Freeport Berencana Ajukan Tambahan Kuota Ekspor

Penambahan kuota ekspor tersebut diajukan, sebab Freeport masih mempunyai stok di open pit yang bisa digunakan.

oleh Pebrianto Eko Wicaksono diperbarui 09 Mei 2019, 11:07 WIB
Diterbitkan 09 Mei 2019, 11:07 WIB
Tambang PT Freeport Indonesia di Papua. Foto: Liputan6.com/Ilyas Istianur P
Tambang PT Freeport Indonesia di Papua.
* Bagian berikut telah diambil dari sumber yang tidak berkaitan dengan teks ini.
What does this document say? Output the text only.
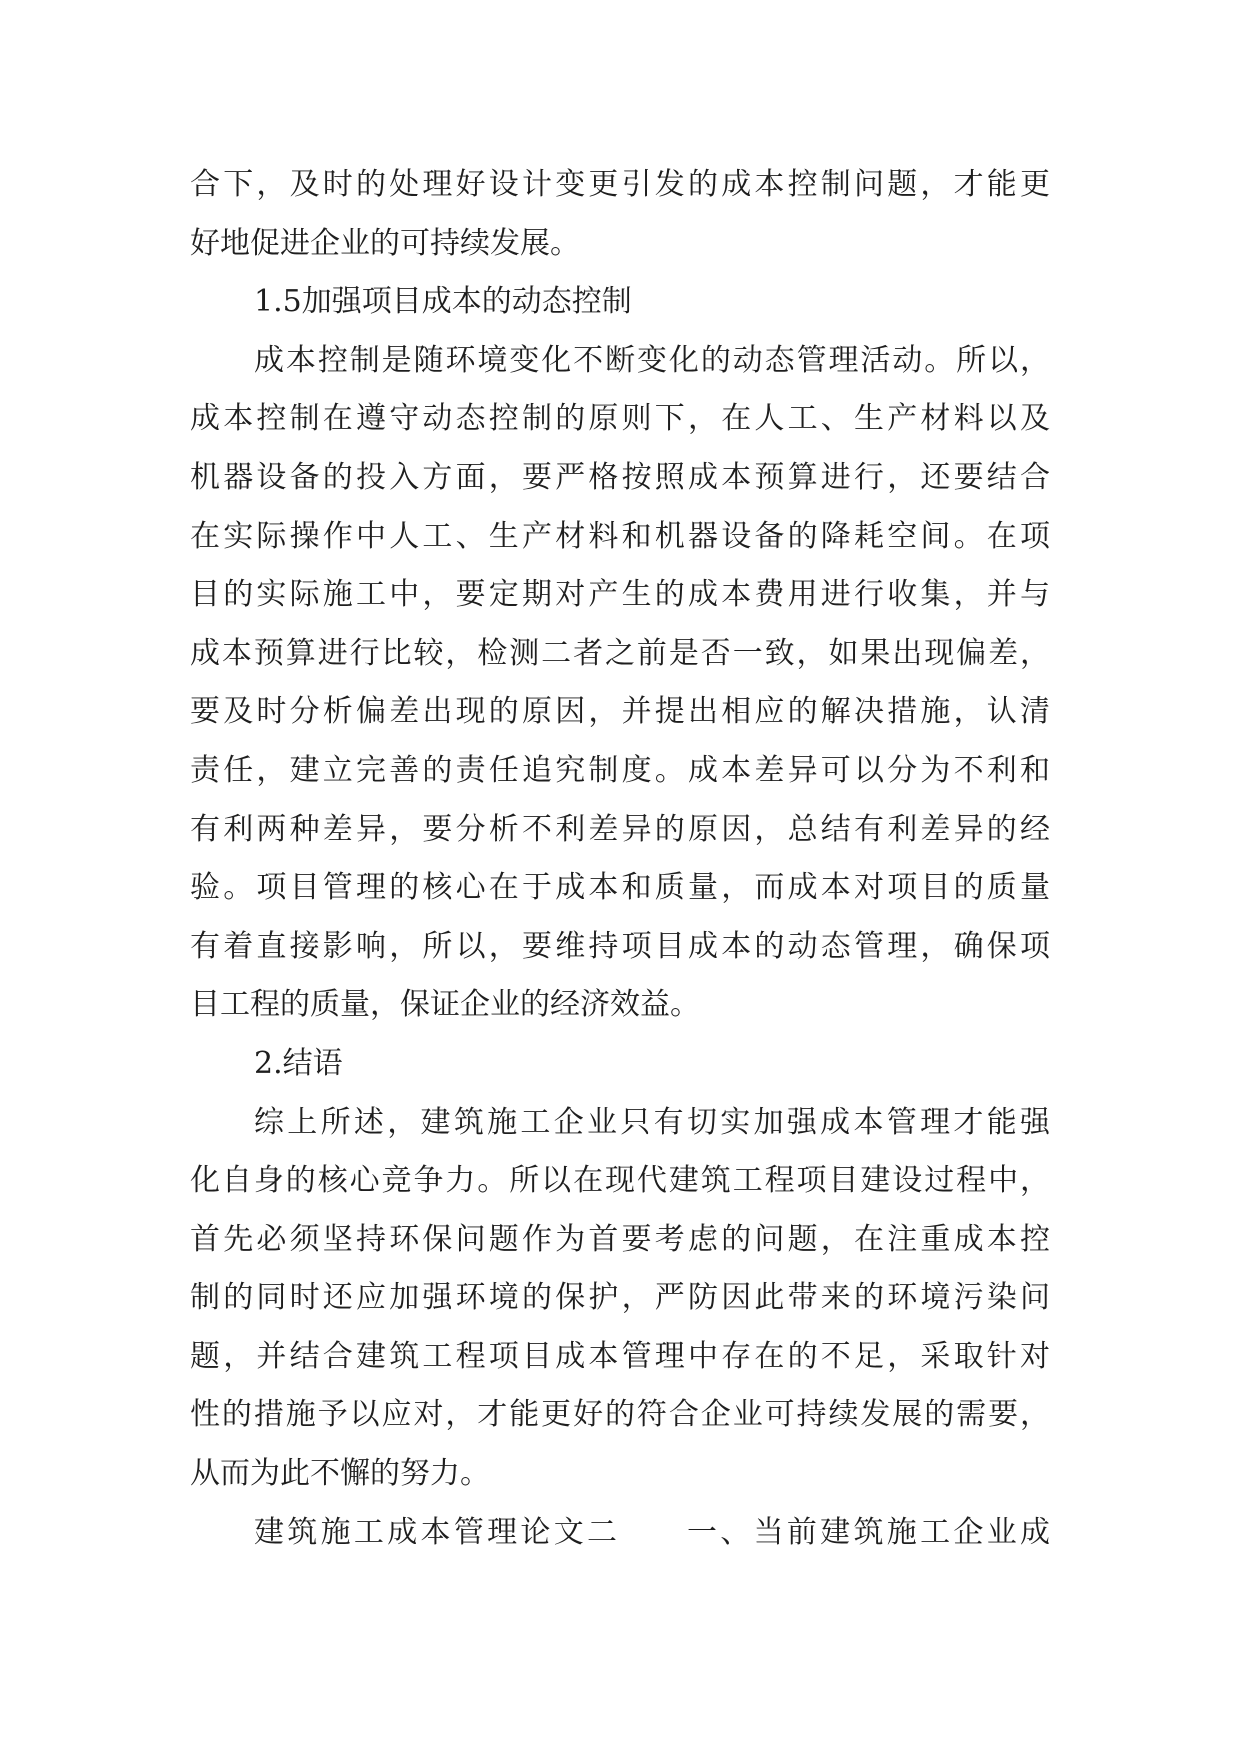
合下，及时的处理好设计变更引发的成本控制问题，才能更
好地促进企业的可持续发展。
1.5加强项目成本的动态控制
成本控制是随环境变化不断变化的动态管理活动。所以，
成本控制在遵守动态控制的原则下，在人工、生产材料以及
机器设备的投入方面，要严格按照成本预算进行，还要结合
在实际操作中人工、生产材料和机器设备的降耗空间。在项
目的实际施工中，要定期对产生的成本费用进行收集，并与
成本预算进行比较，检测二者之前是否一致，如果出现偏差，
要及时分析偏差出现的原因，并提出相应的解决措施，认清
责任，建立完善的责任追究制度。成本差异可以分为不利和
有利两种差异，要分析不利差异的原因，总结有利差异的经
验。项目管理的核心在于成本和质量，而成本对项目的质量
有着直接影响，所以，要维持项目成本的动态管理，确保项
目工程的质量，保证企业的经济效益。
2.结语
综上所述，建筑施工企业只有切实加强成本管理才能强
化自身的核心竞争力。所以在现代建筑工程项目建设过程中，
首先必须坚持环保问题作为首要考虑的问题，在注重成本控
制的同时还应加强环境的保护，严防因此带来的环境污染问
题，并结合建筑工程项目成本管理中存在的不足，采取针对
性的措施予以应对，才能更好的符合企业可持续发展的需要，
从而为此不懈的努力。
建筑施工成本管理论文二　　一、当前建筑施工企业成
Foto: Liputan6.com/Ilyas Istianur P

Liputan6.com, Jakarta - PT Freeport Indonesia (PTFI) berencana menambah kuota ekspor pada 2019.  Penambahan kuota ekspor tersebut diajukan, sebab Freeport masih mempunyai stok di open pit yang bisa digunakan.
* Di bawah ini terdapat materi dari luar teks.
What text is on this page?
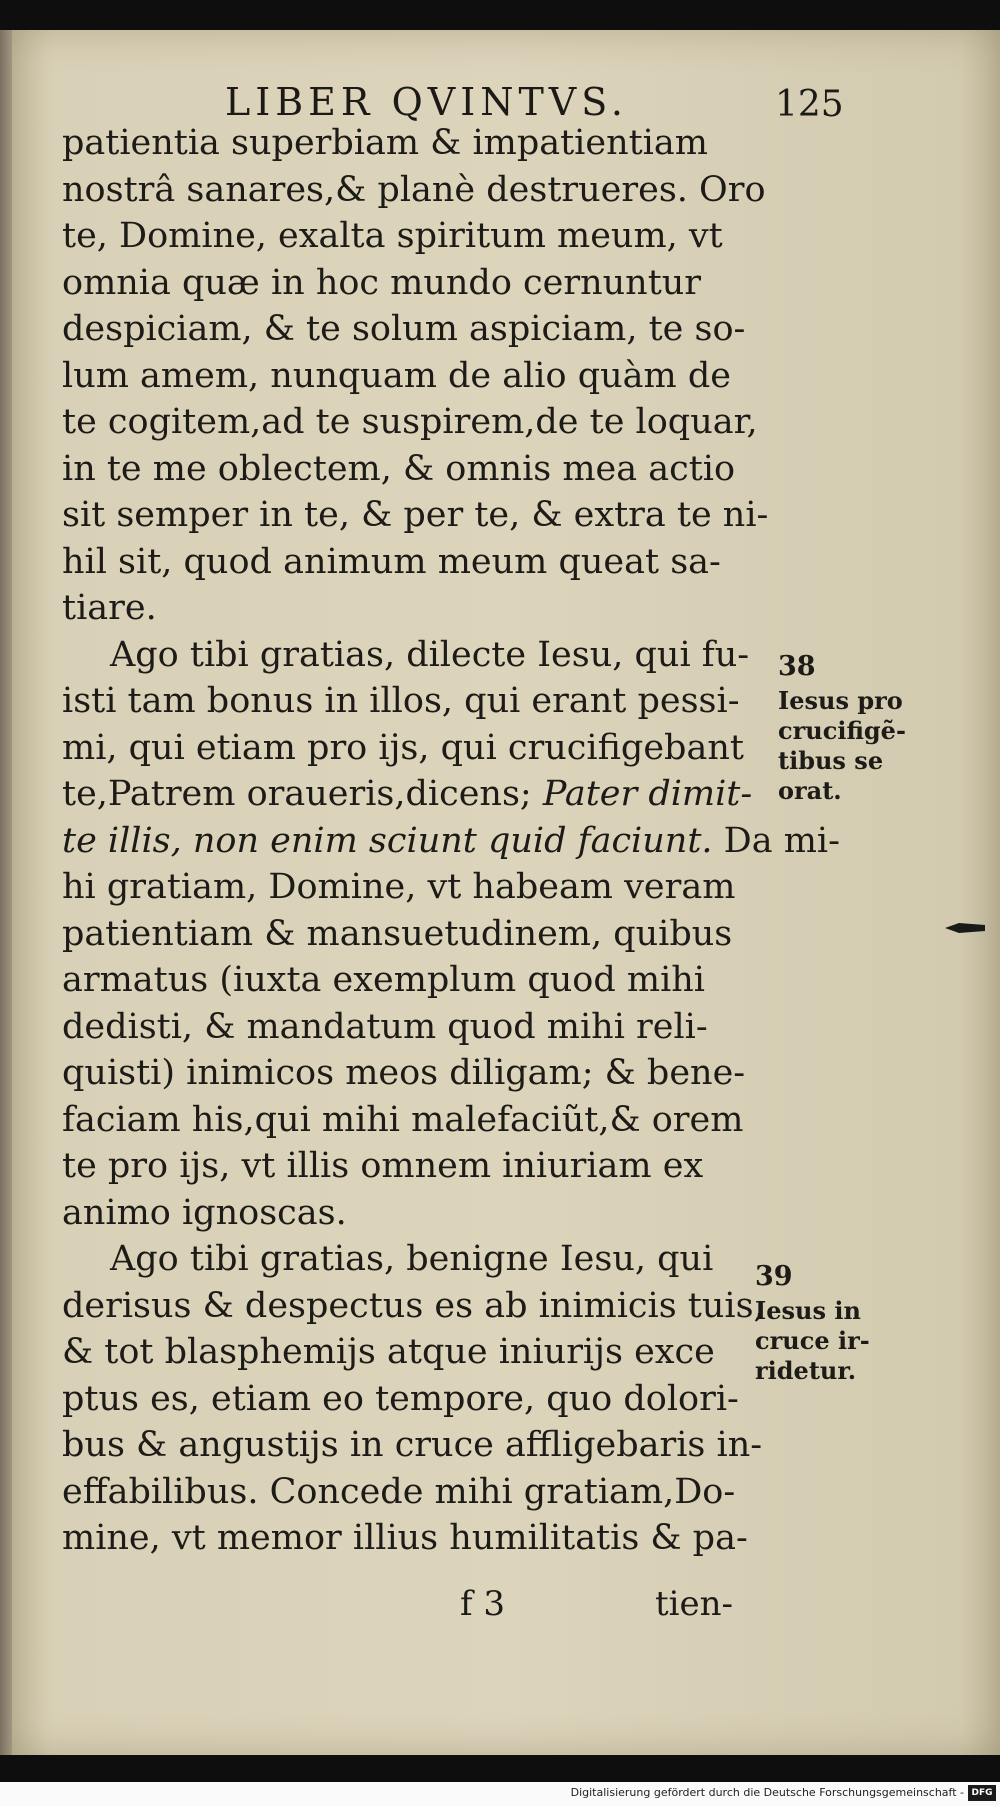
LIBER QVINTVS.	125
patientia superbiam & impatientiam
nostrâ sanares,& planè destrueres. Oro
te, Domine, exalta spiritum meum, vt
omnia quæ in hoc mundo cernuntur
despiciam, & te solum aspiciam, te so-
lum amem, nunquam de alio quàm de
te cogitem,ad te suspirem,de te loquar,
in te me oblectem, & omnis mea actio
sit semper in te, & per te, & extra te ni-
hil sit, quod animum meum queat sa-
tiare.
Ago tibi gratias, dilecte Iesu, qui fu-
isti tam bonus in illos, qui erant pessi-
mi, qui etiam pro ijs, qui crucifigebant
te,Patrem oraueris,dicens; Pater dimit-
te illis, non enim sciunt quid faciunt. Da mi-
hi gratiam, Domine, vt habeam veram
patientiam & mansuetudinem, quibus
armatus (iuxta exemplum quod mihi
dedisti, & mandatum quod mihi reli-
quisti) inimicos meos diligam; & bene-
faciam his,qui mihi malefaciũt,& orem
te pro ijs, vt illis omnem iniuriam ex
animo ignoscas.
Ago tibi gratias, benigne Iesu, qui
derisus & despectus es ab inimicis tuis,
& tot blasphemijs atque iniurijs exce
ptus es, etiam eo tempore, quo dolori-
bus & angustijs in cruce affligebaris in-
effabilibus. Concede mihi gratiam,Do-
mine, vt memor illius humilitatis & pa-
38
Iesus pro
crucifigẽ-
tibus se
orat.
39
Iesus in
cruce ir-
ridetur.
f 3	tien-
Digitalisierung gefördert durch die Deutsche Forschungsgemeinschaft - DFG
"Ada rencana mengajukan kuota ekspor, tapi belum tau berapa besarnya dan belum tau kapan," kata Juru Bicara PTFI, Riza Pratama, di Jakarta, seperti ditulis Kamis (9/5/2019).

Dia menuturkan, saat ini pihaknya masih menghitung besaran tambahan kuota ekspor yang bakal diajukan. Besaran pengajuan kuota tersebut, lanjut Riza,  selain dipengaruhi oleh stok yang ada perusahaan juga masih menunggu minat pasar ekspor.
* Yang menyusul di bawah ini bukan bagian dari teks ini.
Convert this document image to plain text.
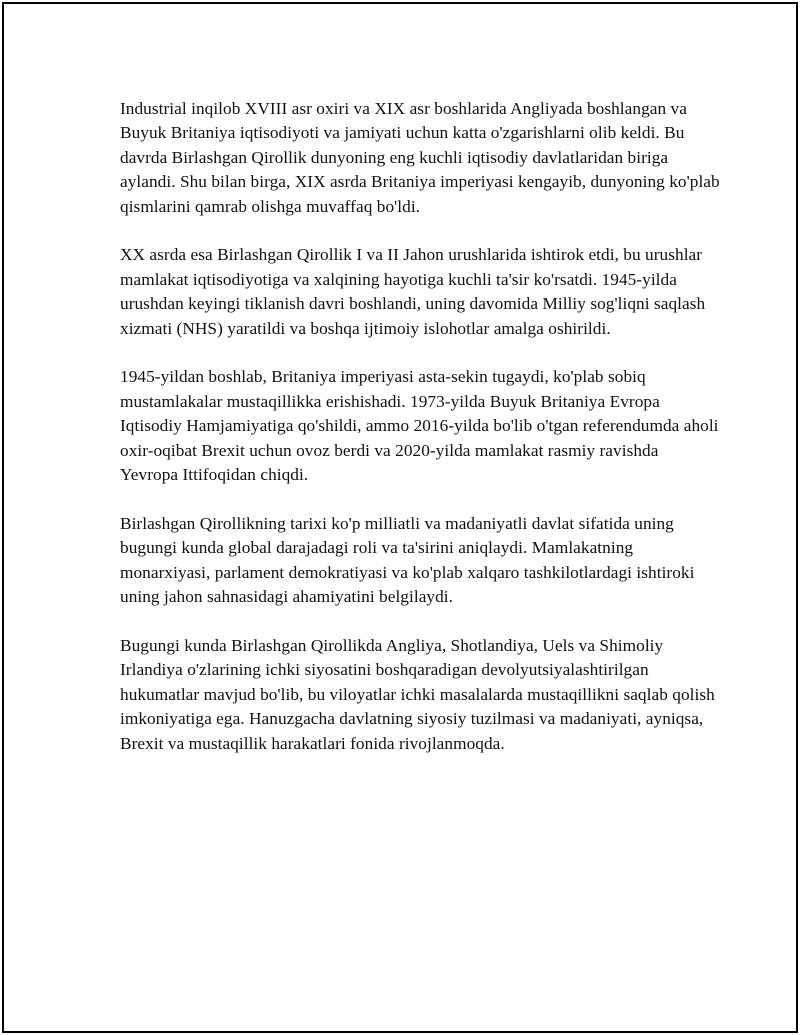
Industrial inqilob XVIII asr oxiri va XIX asr boshlarida Angliyada boshlangan va Buyuk Britaniya iqtisodiyoti va jamiyati uchun katta o'zgarishlarni olib keldi. Bu davrda Birlashgan Qirollik dunyoning eng kuchli iqtisodiy davlatlaridan biriga aylandi. Shu bilan birga, XIX asrda Britaniya imperiyasi kengayib, dunyoning ko'plab qismlarini qamrab olishga muvaffaq bo'ldi.

XX asrda esa Birlashgan Qirollik I va II Jahon urushlarida ishtirok etdi, bu urushlar mamlakat iqtisodiyotiga va xalqining hayotiga kuchli ta'sir ko'rsatdi. 1945-yilda urushdan keyingi tiklanish davri boshlandi, uning davomida Milliy sog'liqni saqlash xizmati (NHS) yaratildi va boshqa ijtimoiy islohotlar amalga oshirildi.

1945-yildan boshlab, Britaniya imperiyasi asta-sekin tugaydi, ko'plab sobiq mustamlakalar mustaqillikka erishishadi. 1973-yilda Buyuk Britaniya Evropa Iqtisodiy Hamjamiyatiga qo'shildi, ammo 2016-yilda bo'lib o'tgan referendumda aholi oxir-oqibat Brexit uchun ovoz berdi va 2020-yilda mamlakat rasmiy ravishda Yevropa Ittifoqidan chiqdi.

Birlashgan Qirollikning tarixi ko'p milliatli va madaniyatli davlat sifatida uning bugungi kunda global darajadagi roli va ta'sirini aniqlaydi. Mamlakatning monarxiyasi, parlament demokratiyasi va ko'plab xalqaro tashkilotlardagi ishtiroki uning jahon sahnasidagi ahamiyatini belgilaydi.

Bugungi kunda Birlashgan Qirollikda Angliya, Shotlandiya, Uels va Shimoliy Irlandiya o'zlarining ichki siyosatini boshqaradigan devolyutsiyalashtirilgan hukumatlar mavjud bo'lib, bu viloyatlar ichki masalalarda mustaqillikni saqlab qolish imkoniyatiga ega. Hanuzgacha davlatning siyosiy tuzilmasi va madaniyati, ayniqsa, Brexit va mustaqillik harakatlari fonida rivojlanmoqda.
"Kalau yang minat atau standby buyer pasti ada. Makanya besarannya berapa tetap perlu kami hitung," ujar Riza.

Terkait pasar ekspor, kata Riza, saat ini PTFI masih mengandalkan pasar-pasar konvensional, seperti China, Jepang dan Korea Selatan. 

"Mereka punya smelter juga, Cina, Jepang, India, Korea. Itu pasar pasar ekspornya," tutur Riza.

Konsentrat yang diekspor oleh Freeport memang menjadi salah satu pasokan konsentrat terbesar bagi negara-negara industri tersebut.

Pada 2019, PTFI mendapatkan jatah produksi sebesar 1,2 juta ton konsentrat. Hasil produksi tersebut digunakan perusahaan untuk memenuhi kapasitas smelter dalam negeri. Sedangkan sisanya diekspor.

 

Saksikan Video Pilihan di Bawah Ini


Produksi Emas dan Tembaga Freeport Turun, Ini Imbasnya ke Papua

Freeport Indonesia (AFP Photo)
Freeport Indonesia (AFP Photo)

Sebelumnya, turunnya produksi emas maupun tembaga di PT Freeport Indonesia turut memberikan dampak pada pertumbuhan ekonomi di Provinsi Papua. Hal ini diakui oleh Juru Bicara Freeport Indonesia, Riza Pratama.

Riza mengakui memang terjadi penurunan produksi PT Freeport. Penurunan produksi tersebut kemudian berdampak pada perekonomian Papua, terutama pada penerimaan dari pajak dan royalti.

"Penerimaan daerah, pajak akan kurang royalti berkurang karena produksi turun," kata dia di Jakarta, Rabu, 8 Mei 2019.

Dia menegaskan, meskipun terjadi penurunan produksi, tetapi tidak ada perubahan di sisi karyawan dalam artian pengurangan karyawan.

"Perekonomian Timika kan di-drive dengan karyawan. Kita enggak ada perubahan karyawan," tandasnya.

Diketahui, berdasarkan data Badan Pusat Statistik (BPS), pertumbuhan ekonomi Papua pada triwulan pertama 2019 turun sebesar 20,13 persen dibandingkan tahun lalu pada periode yang sama.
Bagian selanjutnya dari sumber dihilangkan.